Ils maîtrisent mieux le mépris de classe que la connaissance de l’industrie du cinéma ; cela les qualifie pour écrire dans des quotidiens célèbres et de pérorer. Ils étaient bien sûr présents à l’Olympia pour la cérémonie des Césars et ont écrit de longs articles. Hélas.

Pour l’un d’eux « La réouverture des salles de spectacle et des cinémas fut au cœur des allocutions de plusieurs récipiendaires, donnant l’impression un peu agaçante que seuls les professionnels du septième art, prenant l’audience à témoin, avaient souffert de la pandémie. »

Pour un autre, le titre résume tout le reste : « César 2021 : la cérémonie la plus calamiteuse de l’histoire ? » (Avec un point d’interrogation quand même) Mais l’introduction efface l’interrogation : « Entre tribunes politiques tous azimuts et blagues douteuses, la 46eédition de la prestigieuse cérémonie a oublié l’essentiel, de parler de cinéma. »

Un autre s’est caché derrière un pseudonyme pour éructer sur Twitter : « Soirée des Césars : vulgarité, chiant, discours politisé, humour nul, soirée ratée. Bref un meeting de la France Insoumise qui fait que je ne mettrai plus un pied dans une salle de cinéma. »

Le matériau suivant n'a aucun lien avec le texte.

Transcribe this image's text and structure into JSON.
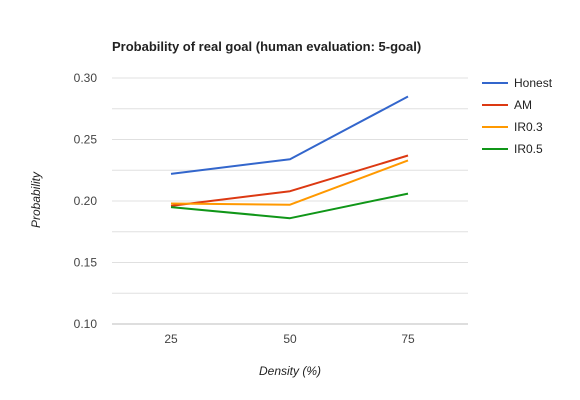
{
  "chart_data": {
    "type": "line",
    "title": "Probability of real goal (human evaluation: 5-goal)",
    "xlabel": "Density (%)",
    "ylabel": "Probability",
    "x": [
      25,
      50,
      75
    ],
    "x_tick_labels": [
      "25",
      "50",
      "75"
    ],
    "ylim": [
      0.1,
      0.3
    ],
    "y_ticks": [
      0.1,
      0.15,
      0.2,
      0.25,
      0.3
    ],
    "y_tick_labels": [
      "0.10",
      "0.15",
      "0.20",
      "0.25",
      "0.30"
    ],
    "grid": true,
    "legend_position": "right",
    "series": [
      {
        "name": "Honest",
        "color": "#3366cc",
        "values": [
          0.222,
          0.234,
          0.285
        ]
      },
      {
        "name": "AM",
        "color": "#dc3912",
        "values": [
          0.196,
          0.208,
          0.237
        ]
      },
      {
        "name": "IR0.3",
        "color": "#ff9900",
        "values": [
          0.198,
          0.197,
          0.233
        ]
      },
      {
        "name": "IR0.5",
        "color": "#109618",
        "values": [
          0.195,
          0.186,
          0.206
        ]
      }
    ]
  }
}
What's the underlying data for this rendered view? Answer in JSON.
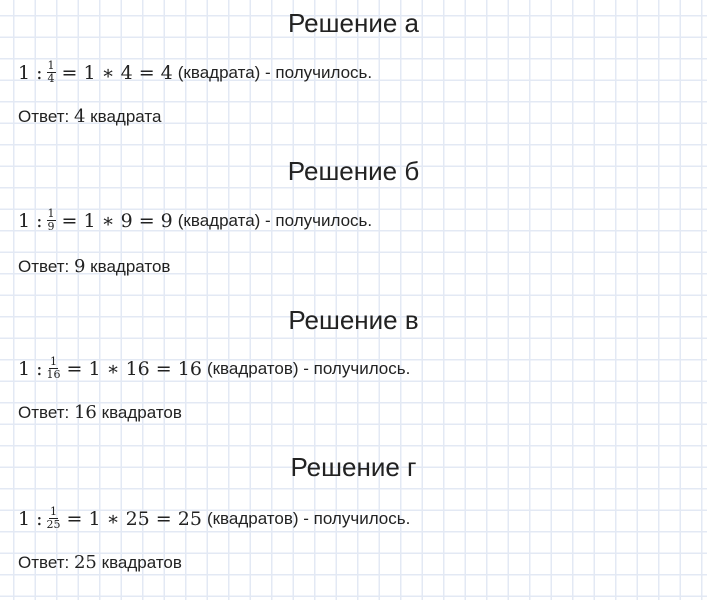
{
  "sections": [
    {
      "title": "Решение а",
      "lhs": "1 :",
      "num": "1",
      "den": "4",
      "rhs": "= 1 ∗ 4 = 4",
      "unit": "(квадрата) - получилось.",
      "answer_label": "Ответ:",
      "answer_value": "4",
      "answer_unit": "квадрата"
    },
    {
      "title": "Решение б",
      "lhs": "1 :",
      "num": "1",
      "den": "9",
      "rhs": "= 1 ∗ 9 = 9",
      "unit": "(квадрата) - получилось.",
      "answer_label": "Ответ:",
      "answer_value": "9",
      "answer_unit": "квадратов"
    },
    {
      "title": "Решение в",
      "lhs": "1 :",
      "num": "1",
      "den": "16",
      "rhs": "= 1 ∗ 16 = 16",
      "unit": "(квадратов) - получилось.",
      "answer_label": "Ответ:",
      "answer_value": "16",
      "answer_unit": "квадратов"
    },
    {
      "title": "Решение г",
      "lhs": "1 :",
      "num": "1",
      "den": "25",
      "rhs": "= 1 ∗ 25 = 25",
      "unit": "(квадратов) - получилось.",
      "answer_label": "Ответ:",
      "answer_value": "25",
      "answer_unit": "квадратов"
    }
  ]
}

Ces gens-là sont les pisse-froid du journalisme de salon, des dîners du Siècle, des dîners en ville ou de la proximité avec la bien-pensance.

Les pisse-froid suintent le mépris pour tout ce qui n’est pas conformiste ; certains n’hésitent même pas à cultiver le racisme ambiant, le sexisme et l’homophobie. En revanche, ils n’ont jamais un mot pour dénoncer les prêtres pédophiles ou les puissants harceleurs. La nudité de Corinne Masiero les a choqué, alors que l’ex-SDF a envoyé le message le plus insolent pour être le plus fort à une ministre de la culture aux ordres du libéralisme ; celle qui incarne le capitaine Marleau a asséné que la culture est essentielle, violemment, crûment, que la culture doit parfois choquer pour éveiller les consciences.

Les pisse-froid n’ont pas entendu les mêmes discours sur le cinéma que ceux que j’ai sans doute cru entendre. N’ont-ils pas entendu l’écrivain Pierre Lemaître dire : « Une adaptation au cinéma, ce n’est pas la version imagée d’un livre, c’est une œuvre originale, qui s’inspire d’une autre œuvre, originale. C’est le résultat d’un dialogue entre deux créateurs, dont aucun ne doit sortir vainqueur.L’adaptation réussie, c’est comme un livre, relu par une caméra : tout le monde comprend l’histoire, grâce à un autre regard. Une adaptation ratée, c’est… c’est comme des cinémas fermés pendant des mois, en face d’agences bancaires ouvertes tous les jours. Là aussi, tout le monde comprend l’histoire, à savoir qu’on s’est fait niquer dans les grandes largeurs. »

Pierre Lemaître, écrivain reconnu et homme de culture, lui, a osé utiliser un mot grossier. C’en était trop pour les pisse-froid.